Compromis sur les droits de marché à N’Djamena
Droits de place dans les marchés de N’Djamena : Un compromis entre la mairie et les commerçants
Sous l’initiative de l’Union Nationale des Commerçants du Mouvement Patriotique du Salut (UNC-MPS), un accord significatif a été établi entre la mairie de N’Djamena et les commerçants concernant la révision des droits de place dans les principaux marchés de la capitale tchadienne. Ce compromis résulte de plusieurs semaines de concertation et de médiation, et a été présenté durant une réunion de restitution à la Chambre de Commerce. Parmi les présents figuraient le maire de N’Djamena, les délégués des marchés et des représentants des commerçants.
Ce processus de dialogue initié il y a plusieurs semaines visait à établir une tarification consensuelle pour les droits de place. Les discussions ont permis de réduire les divergences et d’atteindre un compromis satisfaisant pour l’ensemble des parties concernées. L’accord prévoit une mise en œuvre progressive des nouveaux tarifs sur une période étalée de cinq ans. Un arrêté municipal, dont la signature est imminente, viendra officialiser cette mesure.
Le président national de l’UNC-MPS, Mahamat Saleh Abdeldjelil, s’est félicité de l’esprit de dialogue qui a imprégné les discussions. Il a insisté sur l’importance du consensus, qui a permis d’éviter les tensions inutiles et de protéger les intérêts des commerçants, tout en respectant les impératifs de gestion de la ville.
« Nous avons privilégié le dialogue, la concertation et la confiance mutuelle afin de parvenir à une solution équilibrée. Les efforts consentis par toutes les parties ont permis d’aboutir à ce résultat », a-t-il affirmé.

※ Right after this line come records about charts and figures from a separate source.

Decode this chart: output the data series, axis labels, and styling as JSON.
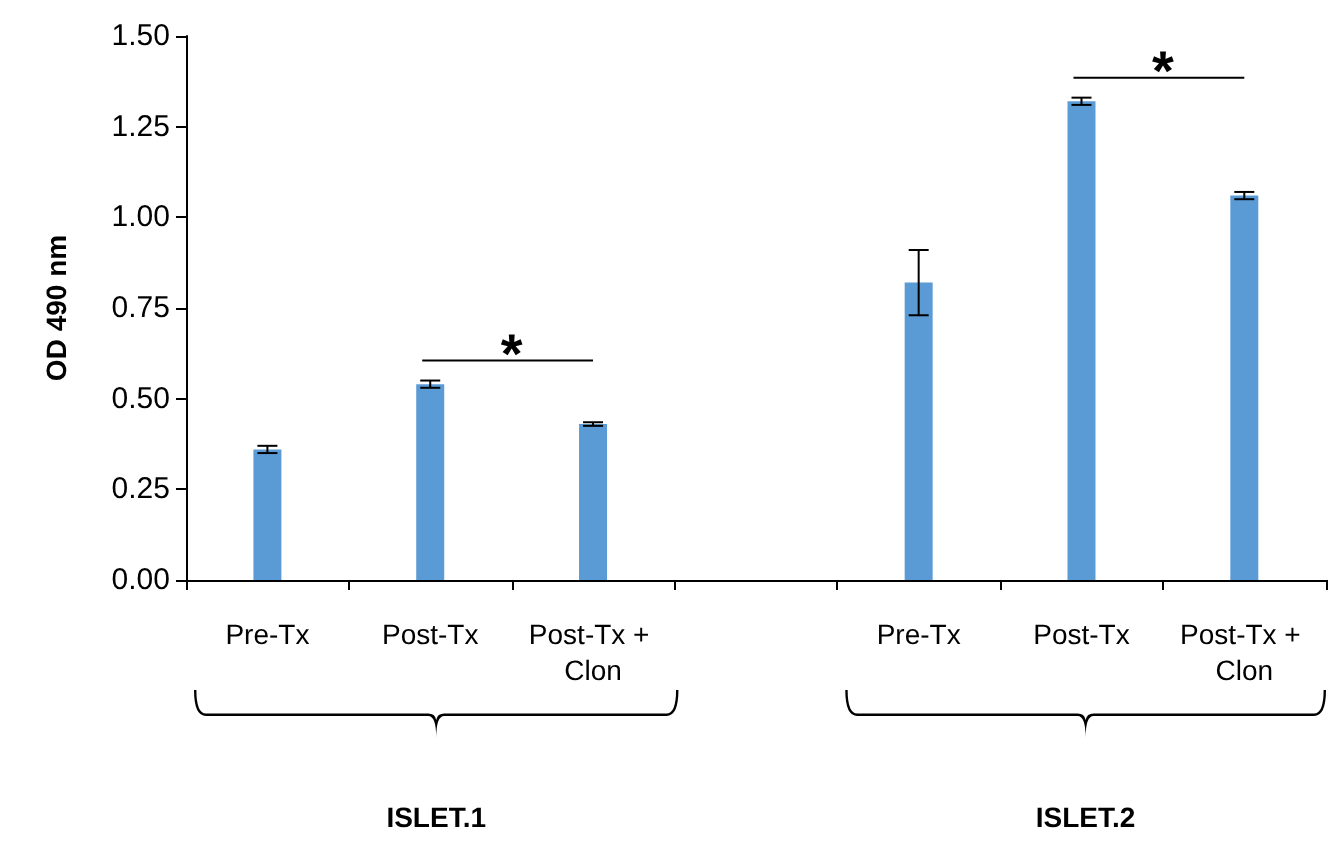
{
  "chart_data": {
    "type": "bar",
    "ylabel": "OD 490 nm",
    "categories": [
      "Pre-Tx",
      "Post-Tx",
      "Post-Tx + Clon",
      null,
      "Pre-Tx",
      "Post-Tx",
      "Post-Tx + Clon"
    ],
    "series": [
      {
        "color": "#5b9bd5",
        "values": [
          0.36,
          0.54,
          0.43,
          null,
          0.82,
          1.32,
          1.06
        ],
        "errors": [
          0.01,
          0.01,
          0.005,
          null,
          0.09,
          0.01,
          0.01
        ]
      }
    ],
    "ylim": [
      0,
      1.5
    ],
    "yticks": [
      {
        "value": 0,
        "label": "0.00"
      },
      {
        "value": 0.25,
        "label": "0.25"
      },
      {
        "value": 0.5,
        "label": "0.50"
      },
      {
        "value": 0.75,
        "label": "0.75"
      },
      {
        "value": 1,
        "label": "1.00"
      },
      {
        "value": 1.25,
        "label": "1.25"
      },
      {
        "value": 1.5,
        "label": "1.50"
      }
    ],
    "annotations": [
      "*",
      "*",
      "ISLET.1",
      "ISLET.2"
    ],
    "grid": false
  }
}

Au-delà de l’aspect financier, les dirigeants ont souligné la nécessité de renouveler l’organisation des marchés à N’Djamena, avec une campagne de sensibilisation prochaine à destination des commerçants. Cette campagne abordera des thèmes essentiels comme la sécurité, la prévention des risques et le renforcement des capacités des acteurs du secteur.
Ce compromis marque une avancée dans les relations entre la commune de N’Djamena et les commerçants. Il pose les jalons pour une gestion plus efficace des marchés, tout en préservant le climat social et en améliorant les conditions de travail des commerçants.
Les réformes à venir devront continuer de respecter cette dynamique de dialogue et d’équilibre, car elles sont essentielles au développement durable des structures commerciales de la capitale. Les parties impliquées restent engagées à travailler ensemble pour optimiser le fonctionnement et la sécurité des marchés de N’Djamena.
La signature prochaine de l’arrêté municipal symbolisera non seulement l’application des nouveaux tarifs, mais aussi la capacité de la ville et de ses commerçants à coopérer en faveur d’une meilleure gouvernance locale.